There is also an effect from real gravitational time dilation, because the planes are flying at a certain altitude. This is the reason for the asymmetry between the results of the east-going and west-going planes, relative to the one back in Washington.

In the case of a GPS satellite, the gravitational effect is actually bigger than the SR effect.
 
  • #13
bcrowell thank you for your answer I understand now.

Would it be correct to say this is a general relativity effect (accelerations) as opposed to a special relativity effect (velocities)?
 
  • #14
bcrowell said:
A concrete way to get at this is that the three clocks have different accelerations. If the west-going clock could fly fast enough to cancel out the Earth's rotation, it would have zero acceleration. In reality it doesn't quite fly that fast, but it does have the smallest acceleration of the three. By the equivalence principle, these accelerations are equivalent to gravitational fields, which cause time dilation.

There is also an effect from real gravitational time dilation, because the planes are flying at a certain altitude.

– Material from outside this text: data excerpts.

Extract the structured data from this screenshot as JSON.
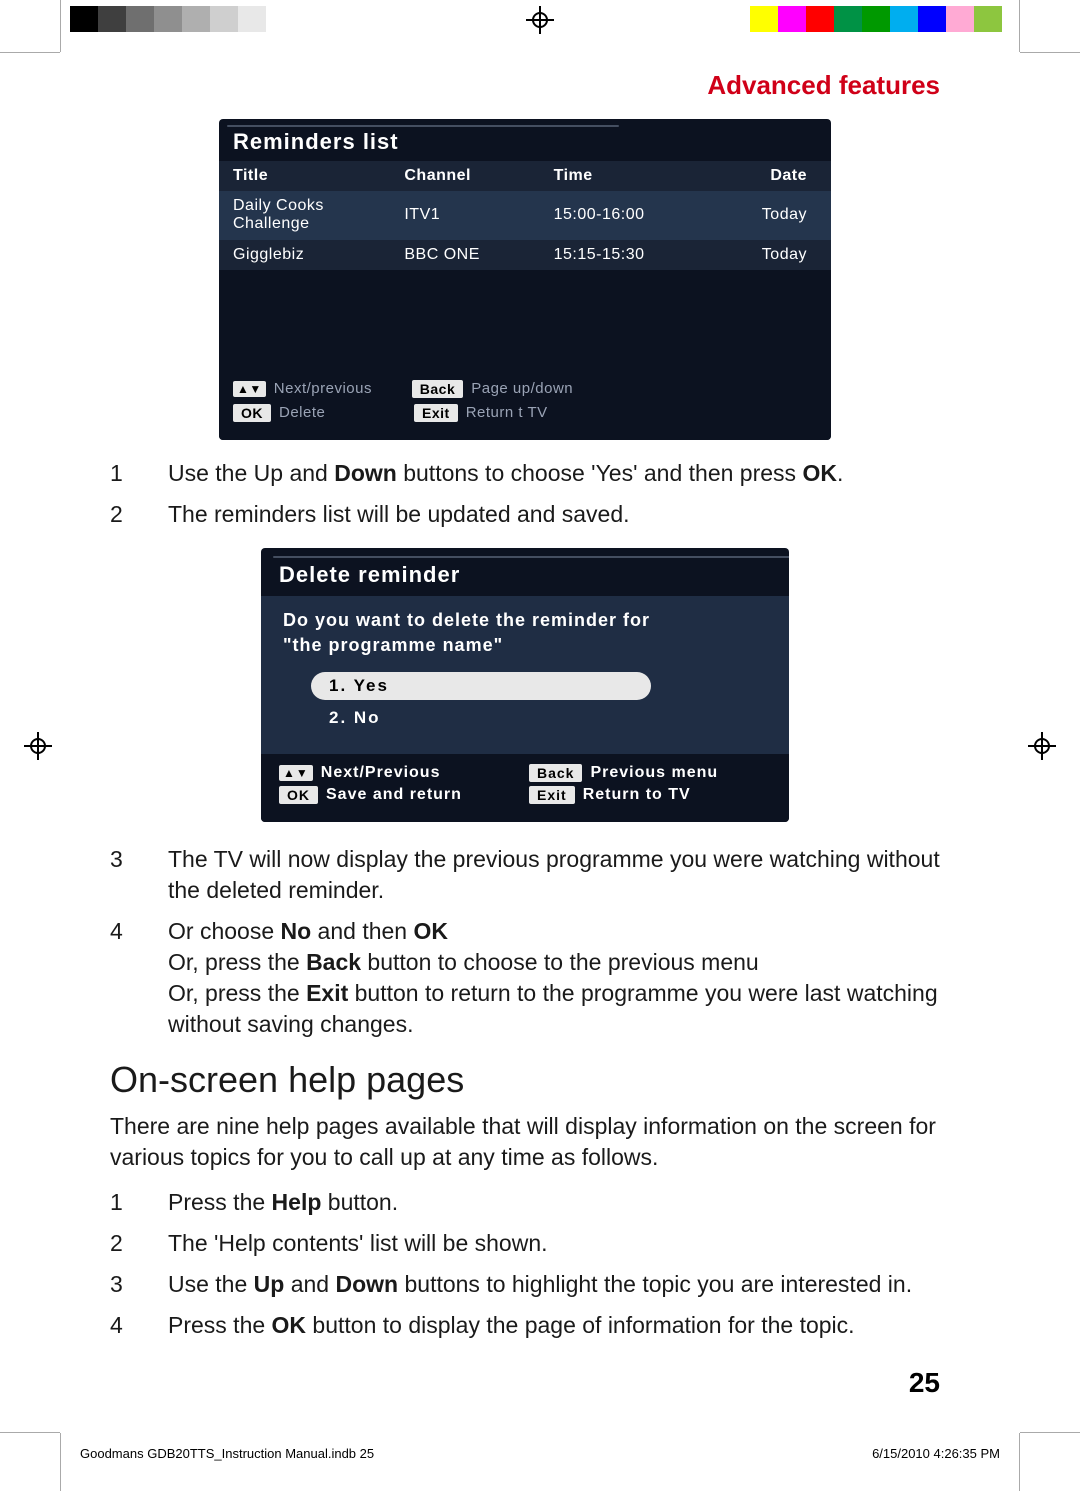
{
  "meta": {
    "domain": "Document"
  },
  "header": {
    "section_title": "Advanced features"
  },
  "screenshot1": {
    "title": "Reminders list",
    "columns": [
      "Title",
      "Channel",
      "Time",
      "Date"
    ],
    "rows": [
      {
        "title": "Daily Cooks Challenge",
        "channel": "ITV1",
        "time": "15:00-16:00",
        "date": "Today"
      },
      {
        "title": "Gigglebiz",
        "channel": "BBC ONE",
        "time": "15:15-15:30",
        "date": "Today"
      }
    ],
    "hints": {
      "arrows": "Next/previous",
      "back_key": "Back",
      "back_label": "Page up/down",
      "ok_key": "OK",
      "ok_label": "Delete",
      "exit_key": "Exit",
      "exit_label": "Return t TV"
    }
  },
  "steps_a": [
    {
      "n": "1",
      "html": "Use the Up and <b>Down</b> buttons to choose 'Yes' and then press <b>OK</b>."
    },
    {
      "n": "2",
      "html": "The reminders list will be updated and saved."
    }
  ],
  "screenshot2": {
    "title": "Delete reminder",
    "question_line1": "Do you want to delete the reminder for",
    "question_line2": "\"the programme name\"",
    "options": [
      {
        "n": "1.",
        "label": "Yes",
        "selected": true
      },
      {
        "n": "2.",
        "label": "No",
        "selected": false
      }
    ],
    "hints": {
      "arrows": "Next/Previous",
      "back_key": "Back",
      "back_label": "Previous menu",
      "ok_key": "OK",
      "ok_label": "Save and return",
      "exit_key": "Exit",
      "exit_label": "Return to TV"
    }
  },
  "steps_b": [
    {
      "n": "3",
      "html": "The TV will now display the previous programme you were watching without the deleted reminder."
    },
    {
      "n": "4",
      "html": "Or choose <b>No</b> and then <b>OK</b><br>Or, press the <b>Back</b> button to choose to the previous menu<br>Or, press the <b>Exit</b> button to return to the programme you were last watching without saving changes."
    }
  ],
  "help_section": {
    "heading": "On-screen help pages",
    "intro": "There are nine help pages available that will display information on the screen for various topics for you to call up at any time as follows.",
    "steps": [
      {
        "n": "1",
        "html": "Press the <b>Help</b> button."
      },
      {
        "n": "2",
        "html": "The 'Help contents' list will be shown."
      },
      {
        "n": "3",
        "html": "Use the <b>Up</b> and <b>Down</b> buttons to highlight the topic you are interested in."
      },
      {
        "n": "4",
        "html": "Press the <b>OK</b> button to display the page of information for the topic."
      }
    ]
  },
  "page_number": "25",
  "print_footer": {
    "file": "Goodmans GDB20TTS_Instruction Manual.indb   25",
    "datetime": "6/15/2010   4:26:35 PM"
  },
  "colorbars": {
    "left": [
      "#000000",
      "#3f3f3f",
      "#6f6f6f",
      "#8f8f8f",
      "#afafaf",
      "#cfcfcf",
      "#e8e8e8",
      "#ffffff",
      "#ffffff",
      "#ffffff"
    ],
    "right": [
      "#ffffff",
      "#ffff00",
      "#ff00ff",
      "#ff0000",
      "#009245",
      "#009900",
      "#00aeef",
      "#0000ff",
      "#ffaad4",
      "#8dc63f"
    ]
  }
}
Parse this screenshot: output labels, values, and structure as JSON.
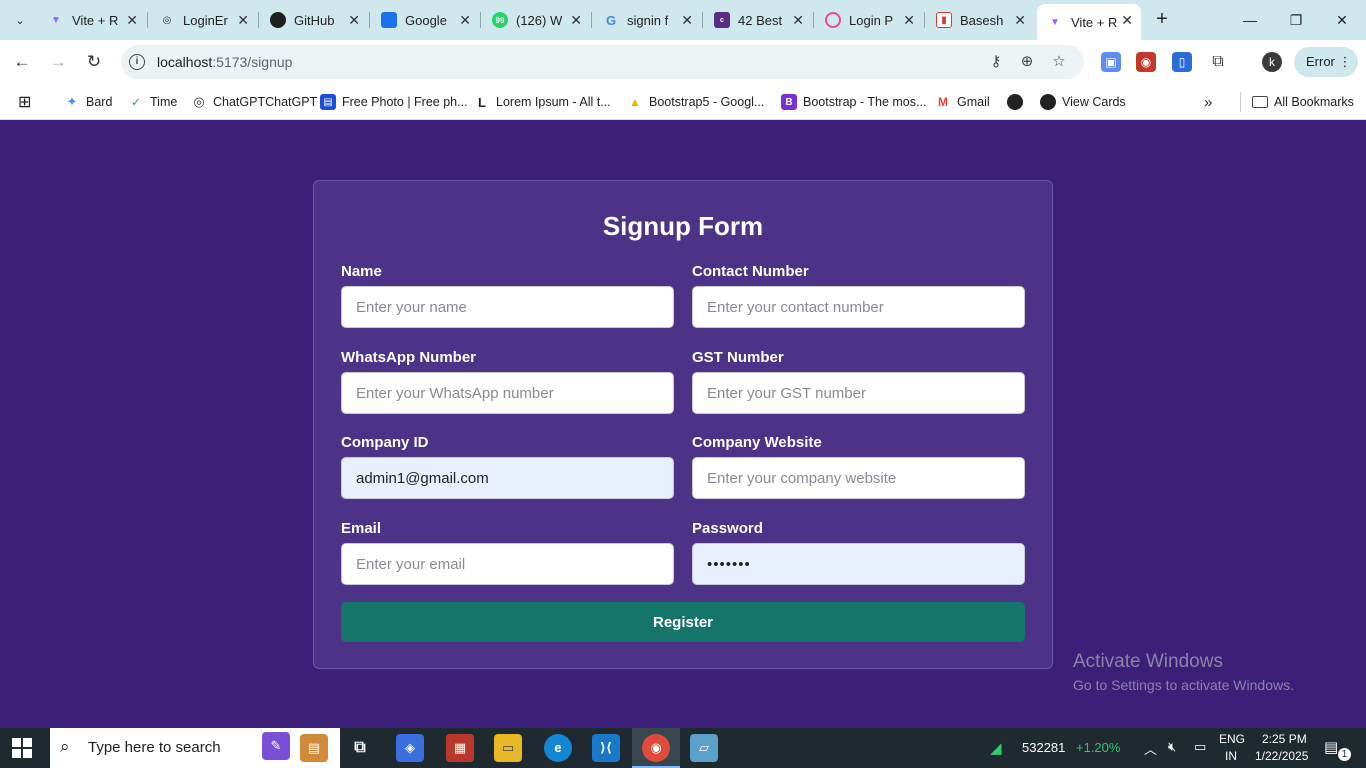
{
  "browser": {
    "tabs": [
      {
        "title": "Vite + R",
        "favicon_color": "#a05cff",
        "favicon": "V"
      },
      {
        "title": "LoginEr",
        "favicon_color": "#333333",
        "favicon": "◎"
      },
      {
        "title": "GitHub",
        "favicon_color": "#1f1f1f",
        "favicon": "●"
      },
      {
        "title": "Google",
        "favicon_color": "#1a73e8",
        "favicon": "▲"
      },
      {
        "title": "(126) W",
        "favicon_color": "#25d366",
        "favicon": "99"
      },
      {
        "title": "signin f",
        "favicon_color": "#4285f4",
        "favicon": "G"
      },
      {
        "title": "42 Best",
        "favicon_color": "#5a2d82",
        "favicon": "c"
      },
      {
        "title": "Login P",
        "favicon_color": "#ea4c89",
        "favicon": "◉"
      },
      {
        "title": "Basesh",
        "favicon_color": "#d33b3b",
        "favicon": "▮"
      },
      {
        "title": "Vite + R",
        "favicon_color": "#a05cff",
        "favicon": "V"
      }
    ],
    "address": {
      "host": "localhost",
      "path": ":5173/signup"
    },
    "profile_initial": "k",
    "error_label": "Error",
    "bookmarks": [
      {
        "label": "Bard",
        "color": "#4c8df6",
        "icon": "✦"
      },
      {
        "label": "Time",
        "color": "#2fa36b",
        "icon": "✓"
      },
      {
        "label": "ChatGPTChatGPT",
        "color": "#333333",
        "icon": "◎"
      },
      {
        "label": "Free Photo | Free ph...",
        "color": "#1a4fd6",
        "icon": "▤"
      },
      {
        "label": "Lorem Ipsum - All t...",
        "color": "#ffffff",
        "icon": "L"
      },
      {
        "label": "Bootstrap5 - Googl...",
        "color": "#f4b400",
        "icon": "▲"
      },
      {
        "label": "Bootstrap - The mos...",
        "color": "#7b2fd6",
        "icon": "B"
      },
      {
        "label": "Gmail",
        "color": "#ea4335",
        "icon": "M"
      },
      {
        "label": "",
        "color": "#222222",
        "icon": "◍"
      },
      {
        "label": "View Cards",
        "color": "#222222",
        "icon": "◍"
      }
    ],
    "all_bookmarks": "All Bookmarks"
  },
  "form": {
    "title": "Signup Form",
    "fields": {
      "name": {
        "label": "Name",
        "placeholder": "Enter your name",
        "value": ""
      },
      "contact": {
        "label": "Contact Number",
        "placeholder": "Enter your contact number",
        "value": ""
      },
      "whatsapp": {
        "label": "WhatsApp Number",
        "placeholder": "Enter your WhatsApp number",
        "value": ""
      },
      "gst": {
        "label": "GST Number",
        "placeholder": "Enter your GST number",
        "value": ""
      },
      "company_id": {
        "label": "Company ID",
        "placeholder": "",
        "value": "admin1@gmail.com"
      },
      "website": {
        "label": "Company Website",
        "placeholder": "Enter your company website",
        "value": ""
      },
      "email": {
        "label": "Email",
        "placeholder": "Enter your email",
        "value": ""
      },
      "password": {
        "label": "Password",
        "placeholder": "",
        "value": "•••••••"
      }
    },
    "submit_label": "Register"
  },
  "watermark": {
    "line1": "Activate Windows",
    "line2": "Go to Settings to activate Windows."
  },
  "taskbar": {
    "search_placeholder": "Type here to search",
    "stock_value": "532281",
    "stock_change": "+1.20%",
    "lang_1": "ENG",
    "lang_2": "IN",
    "time": "2:25 PM",
    "date": "1/22/2025",
    "notification_count": "1"
  }
}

This is the reason for the asymmetry between the results of the east-going and west-going planes, relative to the one back in Washington.

In the case of a GPS satellite, the gravitational effect is actually bigger than the SR effect.
This depends on the orbit.
 
  • #15
edpell said:
bcrowell thank you for your answer I understand now.

Would it be correct to say this is a general relativity effect (accelerations) as opposed to a special relativity effect (velocities)?

Just because you have an acceleration, that doesn't mean you need GR. You only need GR if there are gravitational fields. It's just useful to think about the accelerations because it shows that you don't have three different inertial frames; someone in one of the frames can tell which one he's in from local measurements.

This experiment has two effects, one of which can be understood purely using SR, the other requiring GR.